When he reached the cabins he was surrounded by the camp staff, that up till then had not missed his absence. They told him that some kind of monster had attacked John. They wanted to know if Roy was OK and had he seen anything up there? Roy thought it best not to mention his encounter with the bear. They probably would not have believed him anyway had he told them what had happened.
Roy did tell them that he heard John’s shouts but, because his flashlight was not working, it was too dark to see anything. Roy saw his wide-eyed bunkmates peering though the cabin screens at him. Then John, who had cleaned himself up after peeing in his pants approached him to see if he was OK.
With an innocent smile on his face, Roy handed John’s flashlight back to him. John never did figure out exactly what Roy knew about that night’s events, though he suspected that Roy new more than he let on.

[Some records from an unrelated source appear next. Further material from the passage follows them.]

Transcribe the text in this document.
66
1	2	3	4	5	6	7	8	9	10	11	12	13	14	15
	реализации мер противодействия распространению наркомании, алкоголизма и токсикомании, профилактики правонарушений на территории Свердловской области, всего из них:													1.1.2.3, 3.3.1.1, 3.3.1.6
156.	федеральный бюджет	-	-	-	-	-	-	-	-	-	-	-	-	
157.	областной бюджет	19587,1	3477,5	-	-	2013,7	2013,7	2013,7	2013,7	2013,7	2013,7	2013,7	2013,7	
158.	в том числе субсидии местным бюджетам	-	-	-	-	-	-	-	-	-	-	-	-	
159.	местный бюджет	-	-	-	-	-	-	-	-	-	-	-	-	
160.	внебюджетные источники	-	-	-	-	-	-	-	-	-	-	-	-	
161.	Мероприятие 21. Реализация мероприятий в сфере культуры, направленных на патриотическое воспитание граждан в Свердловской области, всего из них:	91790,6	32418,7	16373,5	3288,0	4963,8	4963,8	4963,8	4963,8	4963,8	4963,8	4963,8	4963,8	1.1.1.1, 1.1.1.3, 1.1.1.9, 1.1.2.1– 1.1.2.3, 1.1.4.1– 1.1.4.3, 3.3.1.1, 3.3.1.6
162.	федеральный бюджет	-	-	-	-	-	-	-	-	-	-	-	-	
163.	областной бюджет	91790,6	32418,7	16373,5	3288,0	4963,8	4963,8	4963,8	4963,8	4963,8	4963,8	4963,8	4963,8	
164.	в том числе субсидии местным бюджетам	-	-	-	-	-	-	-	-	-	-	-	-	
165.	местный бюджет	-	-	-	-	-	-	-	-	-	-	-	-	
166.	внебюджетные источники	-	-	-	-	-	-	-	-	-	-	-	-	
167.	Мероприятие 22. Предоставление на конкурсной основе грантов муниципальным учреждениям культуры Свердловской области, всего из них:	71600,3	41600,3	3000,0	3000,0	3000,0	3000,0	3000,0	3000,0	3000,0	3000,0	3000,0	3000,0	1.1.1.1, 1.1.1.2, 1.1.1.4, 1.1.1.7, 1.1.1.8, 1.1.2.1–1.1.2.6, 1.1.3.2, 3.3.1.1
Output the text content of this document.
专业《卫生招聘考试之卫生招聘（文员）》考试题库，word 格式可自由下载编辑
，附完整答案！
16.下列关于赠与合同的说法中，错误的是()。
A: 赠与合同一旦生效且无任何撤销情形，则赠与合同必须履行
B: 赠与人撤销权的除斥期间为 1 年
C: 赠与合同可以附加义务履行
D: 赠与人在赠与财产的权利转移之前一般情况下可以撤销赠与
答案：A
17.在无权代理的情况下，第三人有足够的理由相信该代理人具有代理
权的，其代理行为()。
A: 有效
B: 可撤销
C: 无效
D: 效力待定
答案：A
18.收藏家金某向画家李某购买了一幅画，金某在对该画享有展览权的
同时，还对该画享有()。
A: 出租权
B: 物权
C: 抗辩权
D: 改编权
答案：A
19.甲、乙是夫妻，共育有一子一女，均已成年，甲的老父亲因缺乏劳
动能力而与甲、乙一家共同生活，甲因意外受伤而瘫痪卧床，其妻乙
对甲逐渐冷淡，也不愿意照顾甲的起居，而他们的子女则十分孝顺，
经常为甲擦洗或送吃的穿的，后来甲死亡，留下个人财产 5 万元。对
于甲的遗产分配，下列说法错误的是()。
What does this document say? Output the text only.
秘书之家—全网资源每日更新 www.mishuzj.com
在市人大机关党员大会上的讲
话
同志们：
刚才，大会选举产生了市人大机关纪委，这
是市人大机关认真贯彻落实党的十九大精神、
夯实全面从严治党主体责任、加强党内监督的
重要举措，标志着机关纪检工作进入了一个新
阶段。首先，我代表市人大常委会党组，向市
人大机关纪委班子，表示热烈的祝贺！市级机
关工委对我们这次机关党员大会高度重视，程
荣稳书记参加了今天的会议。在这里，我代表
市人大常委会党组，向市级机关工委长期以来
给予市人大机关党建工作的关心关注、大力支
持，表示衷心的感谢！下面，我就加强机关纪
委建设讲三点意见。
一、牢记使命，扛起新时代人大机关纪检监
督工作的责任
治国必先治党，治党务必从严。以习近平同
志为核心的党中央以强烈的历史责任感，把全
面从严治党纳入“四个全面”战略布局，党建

Roy wrote home to Maggie and me the next day and told us about his adventure with the bear. I wrote back a few days later that I was glad he was not hurt and was delighted to hear another story about Roy’s ability to communicate with animals. I also told Roy that his counselor, John, would most probably add a new chapter to the story about the Monster of the North Latrine, and by doing that, the story would become scarier than it was before.
When Roy grew older, he came to understand the full scope of my words. He had a better understanding of human nature and knew how easily stories are exaggerated when they are retold over and over. Real events, when mixed with superstition, ignorance and imagination are the basis for many fairy tales and legends. Mythical stories like the Monster of the North Latrine, are retold over and over at summer camps and around campfires to this very day.